Let $k$ be a field of characteristic $p > 0$, $G$ a finite group, and $(P, e)$ a Brauer pair of $FG$ (i.e., a pair of a $p$-subgroup of $G$ and a centrally primitive idempotent of $FC_G(P)$). Denote the Brauer homomorphism by $$ \operatorname{Br}_P \colon (FG)^P \twoheadrightarrow FC_G(P). $$ I'd like to know why a primitive idempotent $i \in (FG)^P$ with $\operatorname{Br}_P(i)e \neq 0$ remains primitive under the image of $\operatorname{Br}_P$. (cf. Proof of Theorem 2.10.16 in this textbook.)
It seems that the decomposition $$ (FG)^P = FC_G(P) \oplus \ker \operatorname{Br}_P $$ has something to do with, but I couldn't see how.
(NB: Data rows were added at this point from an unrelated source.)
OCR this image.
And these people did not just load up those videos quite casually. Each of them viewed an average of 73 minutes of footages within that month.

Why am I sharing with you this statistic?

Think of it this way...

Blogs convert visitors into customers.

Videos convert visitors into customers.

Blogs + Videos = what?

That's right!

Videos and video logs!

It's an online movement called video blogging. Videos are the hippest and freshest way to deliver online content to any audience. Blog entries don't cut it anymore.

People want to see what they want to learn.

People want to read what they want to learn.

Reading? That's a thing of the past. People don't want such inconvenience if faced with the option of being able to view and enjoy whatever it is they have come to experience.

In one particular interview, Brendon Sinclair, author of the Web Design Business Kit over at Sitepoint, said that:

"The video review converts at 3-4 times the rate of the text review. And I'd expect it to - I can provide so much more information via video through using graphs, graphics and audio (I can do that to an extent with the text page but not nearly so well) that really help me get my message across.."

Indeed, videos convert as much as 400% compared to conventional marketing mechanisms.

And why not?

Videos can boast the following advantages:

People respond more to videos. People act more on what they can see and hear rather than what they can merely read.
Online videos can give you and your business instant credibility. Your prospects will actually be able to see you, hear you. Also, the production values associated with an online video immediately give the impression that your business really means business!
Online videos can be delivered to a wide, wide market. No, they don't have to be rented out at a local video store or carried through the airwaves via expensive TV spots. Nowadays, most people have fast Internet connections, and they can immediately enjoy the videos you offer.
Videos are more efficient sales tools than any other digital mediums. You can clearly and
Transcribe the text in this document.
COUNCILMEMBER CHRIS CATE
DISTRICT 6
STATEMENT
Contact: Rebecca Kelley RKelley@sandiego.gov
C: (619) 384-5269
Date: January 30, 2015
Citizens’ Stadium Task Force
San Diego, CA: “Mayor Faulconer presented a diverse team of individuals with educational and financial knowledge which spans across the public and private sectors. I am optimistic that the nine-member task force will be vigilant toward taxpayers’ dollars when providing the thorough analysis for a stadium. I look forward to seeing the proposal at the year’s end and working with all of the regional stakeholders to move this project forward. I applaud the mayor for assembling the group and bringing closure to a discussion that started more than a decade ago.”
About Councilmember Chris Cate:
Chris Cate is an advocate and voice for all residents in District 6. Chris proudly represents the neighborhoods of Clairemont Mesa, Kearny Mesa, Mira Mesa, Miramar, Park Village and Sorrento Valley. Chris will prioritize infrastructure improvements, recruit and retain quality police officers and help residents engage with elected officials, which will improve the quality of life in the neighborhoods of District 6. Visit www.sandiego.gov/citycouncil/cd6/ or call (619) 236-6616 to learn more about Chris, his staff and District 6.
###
In fact, the following more general fact is true.
Let $A$ be a finite dimensional algebra, $I\lhd A$ an ideal, and $\pi:A\to A/I$ the quotient map. If $e\in A$ is a primitive idempotent, then either $\pi(e)=0$ or $\pi(e)\in A/I$ is a primitive idempotent.
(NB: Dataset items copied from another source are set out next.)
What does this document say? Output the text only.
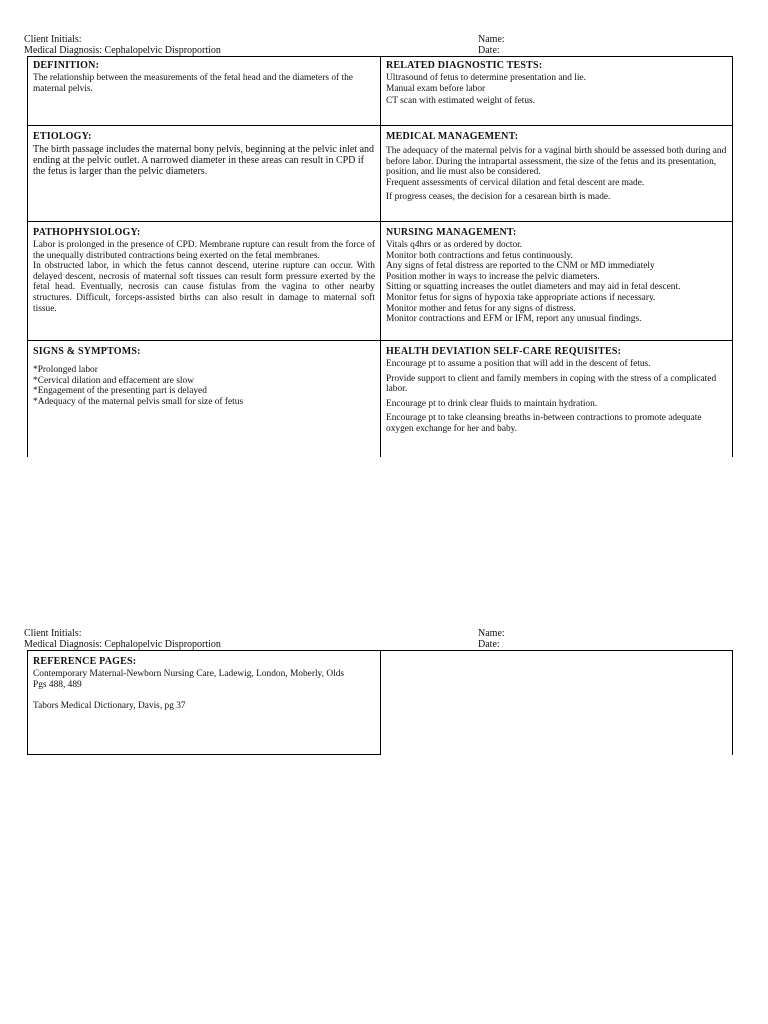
Client Initials:
Medical Diagnosis: Cephalopelvic Disproportion
Name:
Date:
DEFINITION:

The relationship between the measurements of the fetal head and the diameters of the maternal pelvis.

RELATED DIAGNOSTIC TESTS:

Ultrasound of fetus to determine presentation and lie.

Manual exam before labor

CT scan with estimated weight of fetus.

ETIOLOGY:

The birth passage includes the maternal bony pelvis, beginning at the pelvic inlet and ending at the pelvic outlet. A narrowed diameter in these areas can result in CPD if the fetus is larger than the pelvic diameters.

MEDICAL MANAGEMENT:

The adequacy of the maternal pelvis for a vaginal birth should be assessed both during and before labor. During the intrapartal assessment, the size of the fetus and its presentation, position, and lie must also be considered.

Frequent assessments of cervical dilation and fetal descent are made.

If progress ceases, the decision for a cesarean birth is made.

PATHOPHYSIOLOGY:

Labor is prolonged in the presence of CPD. Membrane rupture can result from the force of the unequally distributed contractions being exerted on the fetal membranes.

In obstructed labor, in which the fetus cannot descend, uterine rupture can occur. With delayed descent, necrosis of maternal soft tissues can result form pressure exerted by the fetal head. Eventually, necrosis can cause fistulas from the vagina to other nearby structures. Difficult, forceps-assisted births can also result in damage to maternal soft tissue.

NURSING MANAGEMENT:

Vitals q4hrs or as ordered by doctor.

Monitor both contractions and fetus continuously.

Any signs of fetal distress are reported to the CNM or MD immediately

Position mother in ways to increase the pelvic diameters.

Sitting or squatting increases the outlet diameters and may aid in fetal descent.

Monitor fetus for signs of hypoxia take appropriate actions if necessary.

Monitor mother and fetus for any signs of distress.

Monitor contractions and EFM or IFM, report any unusual findings.

SIGNS & SYMPTOMS:

*Prolonged labor

*Cervical dilation and effacement are slow

*Engagement of the presenting part is delayed

*Adequacy of the maternal pelvis small for size of fetus

HEALTH DEVIATION SELF-CARE REQUISITES:

Encourage pt to assume a position that will add in the descent of fetus.

Provide support to client and family members in coping with the stress of a complicated labor.

Encourage pt to drink clear fluids to maintain hydration.

Encourage pt to take cleansing breaths in-between contractions to promote adequate oxygen exchange for her and baby.

Client Initials:
Medical Diagnosis: Cephalopelvic Disproportion
Name:
Date:
REFERENCE PAGES:

Contemporary Maternal-Newborn Nursing Care, Ladewig, London, Moberly, Olds

Pgs 488, 489

Tabors Medical Dictionary, Davis, pg 37
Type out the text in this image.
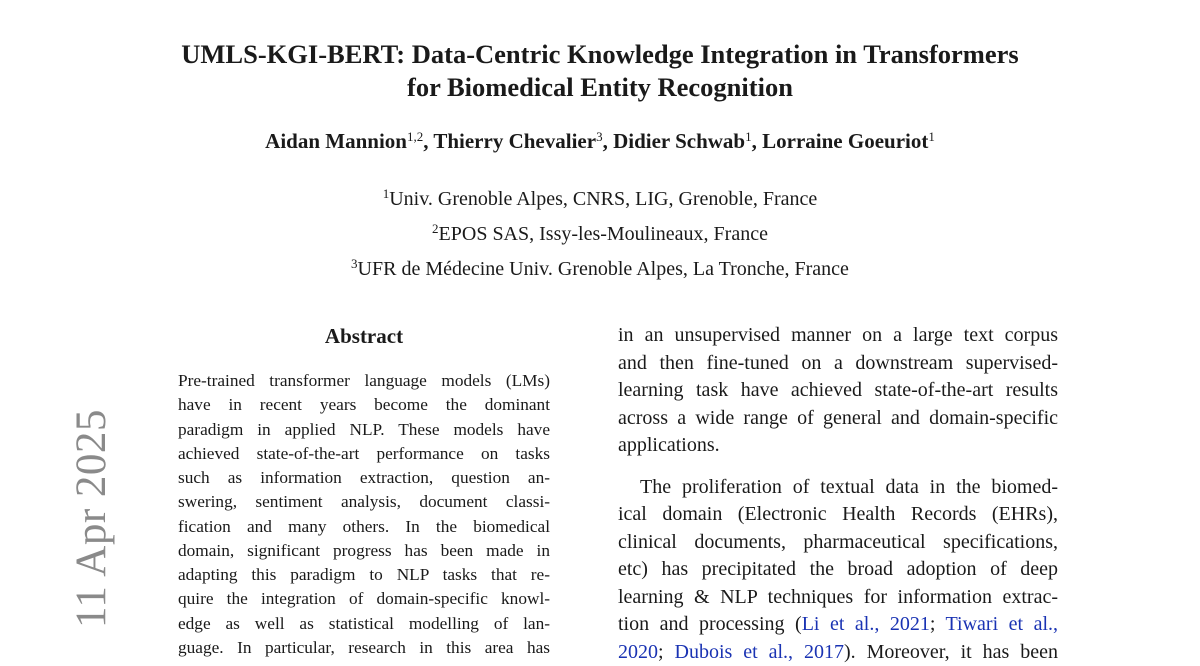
11 Apr 2025
UMLS-KGI-BERT: Data-Centric Knowledge Integration in Transformers
for Biomedical Entity Recognition
Aidan Mannion$^{1,2}$, Thierry Chevalier$^3$, Didier Schwab$^1$, Lorraine Goeuriot$^1$
$^1$Univ. Grenoble Alpes, CNRS, LIG, Grenoble, France
$^2$EPOS SAS, Issy-les-Moulineaux, France
$^3$UFR de Médecine Univ. Grenoble Alpes, La Tronche, France
Abstract
Pre-trained transformer language models (LMs)
have in recent years become the dominant
paradigm in applied NLP. These models have
achieved state-of-the-art performance on tasks
such as information extraction, question an-
swering, sentiment analysis, document classi-
fication and many others. In the biomedical
domain, significant progress has been made in
adapting this paradigm to NLP tasks that re-
quire the integration of domain-specific knowl-
edge as well as statistical modelling of lan-
guage. In particular, research in this area has
in an unsupervised manner on a large text corpus
and then fine-tuned on a downstream supervised-
learning task have achieved state-of-the-art results
across a wide range of general and domain-specific
applications.
The proliferation of textual data in the biomed-
ical domain (Electronic Health Records (EHRs),
clinical documents, pharmaceutical specifications,
etc) has precipitated the broad adoption of deep
learning & NLP techniques for information extrac-
tion and processing (Li et al., 2021; Tiwari et al.,
2020; Dubois et al., 2017). Moreover, it has been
I think the easiest way to see this, assuming basic facts about modules for finite dimensional algebras, is to use the fact that an idempotent $e$ is primitive if and only if the projective (right) $A$-module $eA$ is indecomposable, which is the case if and only if the largest semisimple quotient of $eA$ is simple.
So if $\pi(e)$ is non-zero but not primitive, then $\pi(e)(A/I)$ has a non-zero semisimple quotient that is not simple. But $\pi(e)(A/I)=\pi(eA)$ is a quotient (considered as an $A$-module) of $eA$, and so $eA$ has a non-zero semisimple quotient that is not simple, and so $e$ is not primitive.